Examples: $2$ & $3$, $3$ & $5$, $5$ & $7$, $59$ & $61$, $99999989$ & $100000007$.
I was inspired by the fact that, in English, all consecutive numbers share a common letter, such as seven & eight that share 'e'. See Alex Bellos's Math Puzzle section https://www.theguardian.com/science/2023/feb/20/did-you-solve-it-thats-mathematics. Instead I consider consecutive primes and their base representation.
Except for $2$ & $3$, $3$ & $5$ and $5$ & $7$ all such base-$10$ consecutive primes are of the form: $a \times 10^n - b$ and $a \times 10^n + c$ with $1 \le a\le 8$. It is easy to show that $a$ cannot be $9$. I found $701$ cases below $10^{500}$. A large example is $1 \times 10^{101}-203\ \ $ & $\ \ 1 \times 10^{101}+3$ and a larger example (with probable primes) is $8 \times 10^{5002}-6243\ \ $ & $\ \ 8 \times 10^{5002}+14481$.
I am pessimistic that the conjecture can be easily proved. Landau's conjecture that there are infinitely many primes $p$ of the form $p=n^2+1$ remains open.
For other bases: in base $2$ there are no such consecutive primes. In base $3$ it is easy to show that there are none, except $2$ & $3$. Base $4$ is the first interesting base. All cases must be of the form $4^n - b$ and $4^n + c$ (except for $2$ & $3$). I found only $5$ cases with $n$ = $1$, $4$, $28$, $83$ and $1816$.
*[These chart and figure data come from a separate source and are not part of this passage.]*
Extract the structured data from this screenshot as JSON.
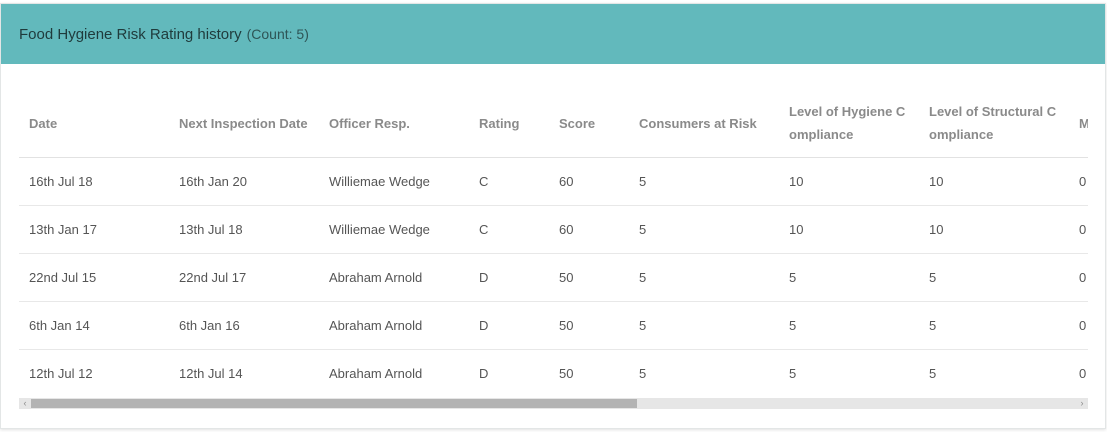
{
  "panel": {
    "title": "Food Hygiene Risk Rating history",
    "count": "(Count: 5)"
  },
  "table": {
    "columns": [
      "Date",
      "Next Inspection Date",
      "Officer Resp.",
      "Rating",
      "Score",
      "Consumers at Risk",
      "Level of Hygiene Compliance",
      "Level of Structural Compliance",
      "MP"
    ],
    "rows": [
      [
        "16th Jul 18",
        "16th Jan 20",
        "Williemae Wedge",
        "C",
        "60",
        "5",
        "10",
        "10",
        "0"
      ],
      [
        "13th Jan 17",
        "13th Jul 18",
        "Williemae Wedge",
        "C",
        "60",
        "5",
        "10",
        "10",
        "0"
      ],
      [
        "22nd Jul 15",
        "22nd Jul 17",
        "Abraham Arnold",
        "D",
        "50",
        "5",
        "5",
        "5",
        "0"
      ],
      [
        "6th Jan 14",
        "6th Jan 16",
        "Abraham Arnold",
        "D",
        "50",
        "5",
        "5",
        "5",
        "0"
      ],
      [
        "12th Jul 12",
        "12th Jul 14",
        "Abraham Arnold",
        "D",
        "50",
        "5",
        "5",
        "5",
        "0"
      ]
    ]
  },
  "scrollbar": {
    "left_arrow": "‹",
    "right_arrow": "›",
    "position_fraction": 0
  },
  "colors": {
    "header_bg": "#62b9bc",
    "header_text": "#1f3b3c"
  }
}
EDIT: Replaced "disjoint" with the more standard "have no common digits". See the result for squares in oeis.org/A156981
Heuristically, we expect the typical gap between primes of $n$ digits to be on the order of $n$. When this is much larger than $10^{10}$, it becomes unlikely that the greatest prime $< a \times 10^{n}$ and the least prime $> a \times 10^{n}$ are disjoint. So I would suspect that there are only finitely many disjoint consecutive primes. Of course this is not a proof.